Все друг друга рвут и давят,
Одержимы жаждой выжить.
Уцелеет кто едва ли,
Кроме тех, кто смотрит с крыши.
Так порой опасны слухи -
Хуже пороха и стали:
Даже если мир не рухнет,
Апокалипсис настанет.
Ты ведь веришь, ты ведь слышишь,
Откажись от злобы мелкой,
Приходи ко мне на крышу
И останься человеком.
***
Белый камень, тяжкий камень в сердце холодом лежит.
На колки мотаю нервы, пусть пугают миражи.
Изувеченную кожу исцеляет подорожник -
Боль души не спрячешь в ножны, от себя не убежишь.
Не зальешь тоску водою, не заваришь в киселе.
Тонкий прутик чертит дуги - я гадаю на золе.
Сердце брошено в камыш и утащили сердце мыши,
Завели мышат-детишек - сразу стало веселей.
Проросло крапивой сердце, зашумело на ветру,
Зашуршало, зашептало - знать, нескоро я умру.
На колках слабеют нервы, напиталось сердце верой
И луною светло-серой не замкнется время в круг.
Нанижи слова на нитку, в сундуке запри тоску.
Хватит силы, хватит света и на нашем на веку.
Я достану иглы стужи тонким льдом осенней лужи
Шить изорванную душу лоскуток по лоскутку.
Кто познал мою кручину? - Только пламя да вода.
Проросла остра крапива, чтоб не сунулась беда.

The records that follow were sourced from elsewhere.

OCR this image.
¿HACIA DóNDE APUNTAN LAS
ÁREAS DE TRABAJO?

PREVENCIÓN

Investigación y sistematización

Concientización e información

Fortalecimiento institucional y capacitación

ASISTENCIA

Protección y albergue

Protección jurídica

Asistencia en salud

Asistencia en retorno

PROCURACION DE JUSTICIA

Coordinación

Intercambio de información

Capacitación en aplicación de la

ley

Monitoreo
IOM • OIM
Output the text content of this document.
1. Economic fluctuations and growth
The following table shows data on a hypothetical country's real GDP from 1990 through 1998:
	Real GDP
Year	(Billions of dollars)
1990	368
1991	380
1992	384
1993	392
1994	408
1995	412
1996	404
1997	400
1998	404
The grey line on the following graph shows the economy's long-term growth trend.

Золотым шитьем богато лягут свежие заплаты,
И уже душа распятой не пребудет никогда.
***
Менестрель шагает лугом с черной кошкой у плеча,
Деревянною подошвой в редкий камень грохоча..

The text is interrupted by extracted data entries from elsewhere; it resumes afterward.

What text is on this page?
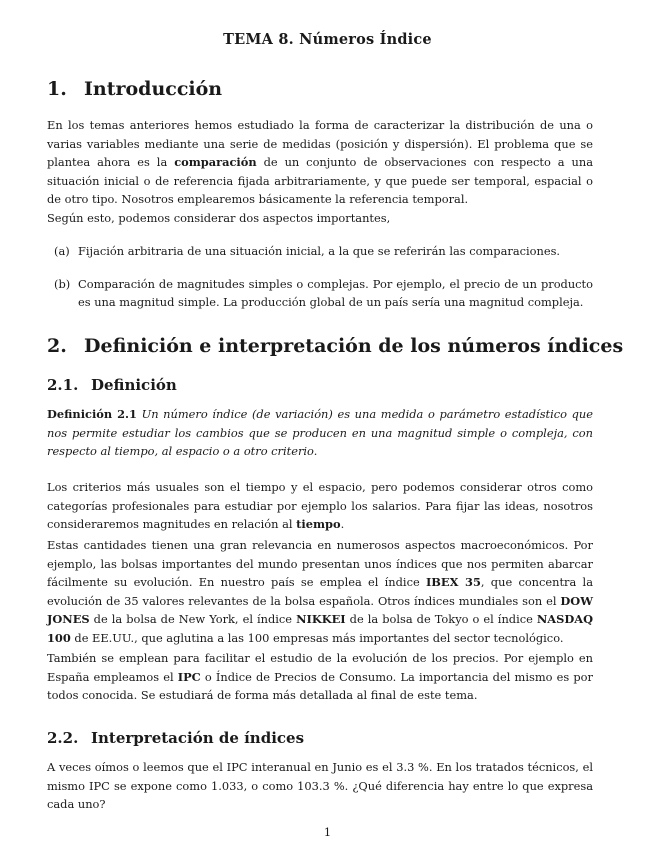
TEMA 8. Números Índice
1. Introducción

En los temas anteriores hemos estudiado la forma de caracterizar la distribución de una o varias variables mediante una serie de medidas (posición y dispersión). El problema que se plantea ahora es la comparación de un conjunto de observaciones con respecto a una situación inicial o de referencia fijada arbitrariamente, y que puede ser temporal, espacial o de otro tipo. Nosotros emplearemos básicamente la referencia temporal.

Según esto, podemos considerar dos aspectos importantes,

(a) Fijación arbitraria de una situación inicial, a la que se referirán las comparaciones.
(b) Comparación de magnitudes simples o complejas. Por ejemplo, el precio de un producto es una magnitud simple. La producción global de un país sería una magnitud compleja.
2. Definición e interpretación de los números índices
2.1. Definición

Definición 2.1 Un número índice (de variación) es una medida o parámetro estadístico que nos permite estudiar los cambios que se producen en una magnitud simple o compleja, con respecto al tiempo, al espacio o a otro criterio.

Los criterios más usuales son el tiempo y el espacio, pero podemos considerar otros como categorías profesionales para estudiar por ejemplo los salarios. Para fijar las ideas, nosotros consideraremos magnitudes en relación al tiempo.

Estas cantidades tienen una gran relevancia en numerosos aspectos macroeconómicos. Por ejemplo, las bolsas importantes del mundo presentan unos índices que nos permiten abarcar fácilmente su evolución. En nuestro país se emplea el índice IBEX 35, que concentra la evolución de 35 valores relevantes de la bolsa española. Otros índices mundiales son el DOW JONES de la bolsa de New York, el índice NIKKEI de la bolsa de Tokyo o el índice NASDAQ 100 de EE.UU., que aglutina a las 100 empresas más importantes del sector tecnológico.

También se emplean para facilitar el estudio de la evolución de los precios. Por ejemplo en España empleamos el IPC o Índice de Precios de Consumo. La importancia del mismo es por todos conocida. Se estudiará de forma más detallada al final de este tema.

2.2. Interpretación de índices

A veces oímos o leemos que el IPC interanual en Junio es el 3.3 %. En los tratados técnicos, el mismo IPC se expone como 1.033, o como 103.3 %. ¿Qué diferencia hay entre lo que expresa cada uno?

1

Он идет и головою задевает небеса,
Хоть его гитара ростом вдвое выше, чем он сам.
Что он ищет – сам не знает, да и незачем гадать.

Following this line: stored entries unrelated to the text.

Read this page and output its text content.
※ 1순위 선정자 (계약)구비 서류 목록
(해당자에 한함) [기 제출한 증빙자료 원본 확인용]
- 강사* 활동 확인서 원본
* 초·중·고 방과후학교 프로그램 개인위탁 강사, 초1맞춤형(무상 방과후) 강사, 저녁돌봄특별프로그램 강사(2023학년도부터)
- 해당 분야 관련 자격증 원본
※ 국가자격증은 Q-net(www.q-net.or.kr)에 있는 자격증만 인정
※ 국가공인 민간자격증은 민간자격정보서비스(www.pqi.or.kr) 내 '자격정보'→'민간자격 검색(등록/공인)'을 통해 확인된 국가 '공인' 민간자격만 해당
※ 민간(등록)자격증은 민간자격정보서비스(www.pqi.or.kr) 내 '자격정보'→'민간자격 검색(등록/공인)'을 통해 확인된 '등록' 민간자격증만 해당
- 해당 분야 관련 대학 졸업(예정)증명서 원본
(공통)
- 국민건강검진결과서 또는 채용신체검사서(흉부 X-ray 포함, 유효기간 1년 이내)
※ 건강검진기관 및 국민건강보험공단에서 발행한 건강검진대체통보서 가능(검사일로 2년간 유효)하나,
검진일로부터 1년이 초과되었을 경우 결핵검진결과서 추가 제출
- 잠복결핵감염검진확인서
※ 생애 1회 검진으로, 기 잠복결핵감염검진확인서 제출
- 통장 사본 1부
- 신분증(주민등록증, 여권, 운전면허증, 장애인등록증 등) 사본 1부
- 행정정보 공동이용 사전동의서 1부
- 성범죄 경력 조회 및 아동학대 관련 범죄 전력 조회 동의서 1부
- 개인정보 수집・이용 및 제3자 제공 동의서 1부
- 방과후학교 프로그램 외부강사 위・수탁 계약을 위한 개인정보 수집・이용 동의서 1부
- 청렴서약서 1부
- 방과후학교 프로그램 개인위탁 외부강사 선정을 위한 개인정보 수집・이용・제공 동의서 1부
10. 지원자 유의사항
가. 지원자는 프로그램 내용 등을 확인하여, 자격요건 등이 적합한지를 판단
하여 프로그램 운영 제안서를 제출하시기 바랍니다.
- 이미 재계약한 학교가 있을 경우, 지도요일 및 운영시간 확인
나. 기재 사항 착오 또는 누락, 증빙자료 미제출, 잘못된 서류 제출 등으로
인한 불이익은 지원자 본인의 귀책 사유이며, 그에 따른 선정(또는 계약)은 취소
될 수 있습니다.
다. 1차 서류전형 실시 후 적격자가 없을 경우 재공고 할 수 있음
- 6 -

У старинного кинжала поистерлась рукоять,
И гитаре за полсотни перевалено давно,
Только крошка все шагает, а куда – не все ль равно?
Менестрель войдет в таверну переборами звенеть.
Его слушают украдкой и в карманы сыплют медь.
Гибкой кистью он по струнам, чуть касаясь, пробежит,
И струна, как будто плача, под рукой задребезжит.
Он споет о том, что было, и о том, что может быть,
И о том, что есть и будет, и о том, как надо жить,
И о том, что нас тревожит, и чего не стоит ждать.
О тебе споет он тоже, нужно только пожелать.
Поднесите менестрелю чару горького вина.
Примет он ее и тотчас осушит почти до дна.
Кочевая жизнь бывает много горше, чем вино,
То-то крошке-менестрелю сладким кажется оно.
Молока налейте кошке, и она блеснет на вас
Неподкупным изумрудом озорных звериных глаз,
И, на голову взобравшись к менестрелю своему,
Промурлычет по-кошачьи эту песенку ему.
Не будите менестреля: он уснул совсем хмельной,
На старинную гитару приклонившись головой.
Не будите: менестрелю на заре уже идти,
На плече подругу-кошку до краев земли нести.
Он шагает городами, весь текучий, словно ртуть,
Век от века продолжая бесконечно долгий путь.
Оглядись, ища ответа: где-то рядом, в двух шагах,
Менестрель идет по свету с черной кошкой на руках.
.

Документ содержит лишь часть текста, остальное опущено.